In futuro mi aspetto di approfondire aspetti inerenti al miglioramento continuo del processo del fornitore, di raggiungere un buon livello di indipendenza nelle scelte risolutive. Aspiro ad acquisire una competenza tecnica di un certo livello, con capacità gestionali all’altezza della situazione, accompagnata da una visione complessiva del processo.

Dopo l’esperienza in Svezia non ho più pensato a lavori o trasferte all’estero, non perché disdegnassi l’idea. È un’opzione da tenere in considerazione, soprattutto pensando alle richieste e alle necessità del mercato del lavoro oggi. Ed è una delle cose che viene sempre chiesta in sede di colloquio: la risposta deve essere affermativa.
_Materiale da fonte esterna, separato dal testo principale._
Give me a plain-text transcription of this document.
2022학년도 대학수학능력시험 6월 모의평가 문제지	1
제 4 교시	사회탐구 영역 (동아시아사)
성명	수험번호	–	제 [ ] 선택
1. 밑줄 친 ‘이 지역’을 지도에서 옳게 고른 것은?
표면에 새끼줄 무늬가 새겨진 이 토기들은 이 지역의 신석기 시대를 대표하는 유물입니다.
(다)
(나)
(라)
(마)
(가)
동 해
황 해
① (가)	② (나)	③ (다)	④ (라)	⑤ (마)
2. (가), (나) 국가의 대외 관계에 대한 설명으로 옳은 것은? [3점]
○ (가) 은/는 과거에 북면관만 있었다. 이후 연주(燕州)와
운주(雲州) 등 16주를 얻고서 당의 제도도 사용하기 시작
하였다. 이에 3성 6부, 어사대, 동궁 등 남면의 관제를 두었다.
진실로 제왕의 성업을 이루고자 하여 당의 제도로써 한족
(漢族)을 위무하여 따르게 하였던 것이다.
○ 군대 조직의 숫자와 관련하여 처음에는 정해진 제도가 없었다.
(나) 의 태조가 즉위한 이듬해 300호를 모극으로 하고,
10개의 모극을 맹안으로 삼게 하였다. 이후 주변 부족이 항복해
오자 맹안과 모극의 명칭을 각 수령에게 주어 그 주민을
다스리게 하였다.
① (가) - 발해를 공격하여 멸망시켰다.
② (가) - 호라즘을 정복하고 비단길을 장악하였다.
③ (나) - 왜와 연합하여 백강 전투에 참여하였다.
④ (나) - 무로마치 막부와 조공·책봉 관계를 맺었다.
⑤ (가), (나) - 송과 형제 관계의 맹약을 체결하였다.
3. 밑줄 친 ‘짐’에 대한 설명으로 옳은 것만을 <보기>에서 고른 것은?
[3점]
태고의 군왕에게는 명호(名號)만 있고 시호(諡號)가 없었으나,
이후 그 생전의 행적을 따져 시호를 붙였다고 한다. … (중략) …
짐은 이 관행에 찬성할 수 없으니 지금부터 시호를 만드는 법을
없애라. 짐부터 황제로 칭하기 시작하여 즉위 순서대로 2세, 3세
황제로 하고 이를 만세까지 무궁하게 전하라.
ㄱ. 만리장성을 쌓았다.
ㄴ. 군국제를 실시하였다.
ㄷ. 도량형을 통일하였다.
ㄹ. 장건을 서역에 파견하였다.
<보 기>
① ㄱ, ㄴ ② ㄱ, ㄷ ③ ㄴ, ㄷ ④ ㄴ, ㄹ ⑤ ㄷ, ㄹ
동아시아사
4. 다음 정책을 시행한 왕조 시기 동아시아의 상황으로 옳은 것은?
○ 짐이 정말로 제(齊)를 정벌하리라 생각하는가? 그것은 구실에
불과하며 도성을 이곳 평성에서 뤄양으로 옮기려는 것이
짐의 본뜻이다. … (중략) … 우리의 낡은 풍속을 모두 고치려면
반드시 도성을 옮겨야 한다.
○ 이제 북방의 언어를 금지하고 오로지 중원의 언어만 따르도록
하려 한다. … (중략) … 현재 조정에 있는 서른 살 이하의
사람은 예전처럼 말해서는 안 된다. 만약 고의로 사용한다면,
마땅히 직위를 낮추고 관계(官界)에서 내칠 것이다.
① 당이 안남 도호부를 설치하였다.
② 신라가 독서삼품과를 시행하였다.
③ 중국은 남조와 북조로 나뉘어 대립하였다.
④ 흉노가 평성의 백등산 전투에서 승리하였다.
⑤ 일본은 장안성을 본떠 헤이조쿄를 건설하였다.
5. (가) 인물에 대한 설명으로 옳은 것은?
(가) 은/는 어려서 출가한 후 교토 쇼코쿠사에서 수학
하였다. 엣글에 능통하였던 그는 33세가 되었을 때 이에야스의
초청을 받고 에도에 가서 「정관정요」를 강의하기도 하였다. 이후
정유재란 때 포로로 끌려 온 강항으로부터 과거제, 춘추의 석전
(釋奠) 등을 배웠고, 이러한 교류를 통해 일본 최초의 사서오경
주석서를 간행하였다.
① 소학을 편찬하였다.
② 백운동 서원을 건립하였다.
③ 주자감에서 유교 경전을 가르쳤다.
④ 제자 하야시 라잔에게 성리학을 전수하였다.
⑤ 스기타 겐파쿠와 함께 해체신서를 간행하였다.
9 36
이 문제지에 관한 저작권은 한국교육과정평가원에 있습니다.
Ecco se tornassi indietro forse l’unica cosa che cambierei è fare l’Erasmus, esperienza che mi è mancata.

Con la diffusione dell'emergenza Coronavirus Meta System mi ha dato la possibilità di lavorare fin da subito da casa, in modalità smart working. Questo mi ha permesso di lavorare come se fossi a fianco dei miei colleghi, pur mantenendo le distanze di sicurezza.
È un approccio al lavoro diverso, che non avevo mai sperimentato prima d’ora, ma in situazioni del genere è una buona alternativa, che permette di portare avanti le attività evitando un blocco drastico.